Рыцарь и смерть, или Жизнь как замысел: О судьбе Иосифа Бродского — страница 34 из 43

– Непонимающие его за это критикуют, не видя в его длиннотах ни смысла, ни функции, они их просто утомляют.

– Это иногда действительно бывает утомительно. Но важны не частные случаи, важен принцип. Можно сколько угодно корить Мелвилла за огромные размеры «Моби Дика», за включение чужеродных, на первый взгляд, элементов. И в то же время, если бы этого не было, «Моби Дик» не был бы великой книгой. Так что здесь всегда возникает некоторое противоречие между читабельностью и великостью. И никуда от этого не денешься.

– Вчера вы в своем докладе сказали о монументальности проблемы Мандельштам – Данте, Ахматова – Пушкин. Чье имя поставили бы вы против имени Бродского?

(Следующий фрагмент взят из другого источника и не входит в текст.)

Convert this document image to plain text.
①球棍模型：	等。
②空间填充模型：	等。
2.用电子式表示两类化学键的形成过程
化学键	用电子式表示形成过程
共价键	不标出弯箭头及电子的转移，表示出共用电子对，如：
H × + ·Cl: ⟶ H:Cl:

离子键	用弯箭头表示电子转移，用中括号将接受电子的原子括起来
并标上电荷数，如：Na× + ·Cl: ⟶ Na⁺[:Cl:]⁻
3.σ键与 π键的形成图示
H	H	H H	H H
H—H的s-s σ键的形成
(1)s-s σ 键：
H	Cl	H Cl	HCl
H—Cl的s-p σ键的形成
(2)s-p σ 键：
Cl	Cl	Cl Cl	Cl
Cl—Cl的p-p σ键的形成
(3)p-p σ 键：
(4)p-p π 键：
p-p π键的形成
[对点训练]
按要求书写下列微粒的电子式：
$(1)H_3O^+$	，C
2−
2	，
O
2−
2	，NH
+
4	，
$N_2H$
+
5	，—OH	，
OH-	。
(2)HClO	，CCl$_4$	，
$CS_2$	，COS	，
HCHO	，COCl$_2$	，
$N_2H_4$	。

– Я думаю, тут два момента. Если уходить далеко назад, то, скорее всего, Баратынский, а ближе – Ахматова. Я думаю, что проблема взаимоотношений «Бродский и Ахматова» имеет большую перспективу для исследователей.

– А из иностранцев? Я бы хотела услышать вашу оценку его английских прививок русской поэзии.

– Вы совершенно справедливо об этом напомнили. Конечно, после Пушкина никто не сделал так много в смысле втягивания в русскую стихию инокультурных элементов, причем абсолютно органично, нигде ничего не торчит, ткань не прорывается. Я думаю, что суть здесь не только в чисто литературных делах. Да, конечно, английская поэзия… но и польская поэзия, интерес к которой шел вначале не столько от вещей литературных, сколько от исторически– личностных. Я вообще думал о том, почему Иосиф питал и питает такой интерес и симпатию к Польше. Наверное, особенности польской истории и польской натуры, ее мятущийся, бунтующий, жертвенный характер, с резко ослабленным инстинктом самосохранения, просто по-человечески Иосифу с самого начала был близок. Трудно сказать, что важнее, что второстепеннее, тут все соединилось; в частности, замечательное звучание польского языка, как бы и близкого к русскому, а с другой стороны, фонетически очень отличного. Я помню, как он читал Галчинского, параллельно оригинал и переводы, и с каким наслаждением он читал по-польски! Я к тому говорю, что не нужно все сводить к чисто литературным категориям, как часто это делается. Все-таки когда поэт такого масштаба возводит свое здание, то работают все компоненты.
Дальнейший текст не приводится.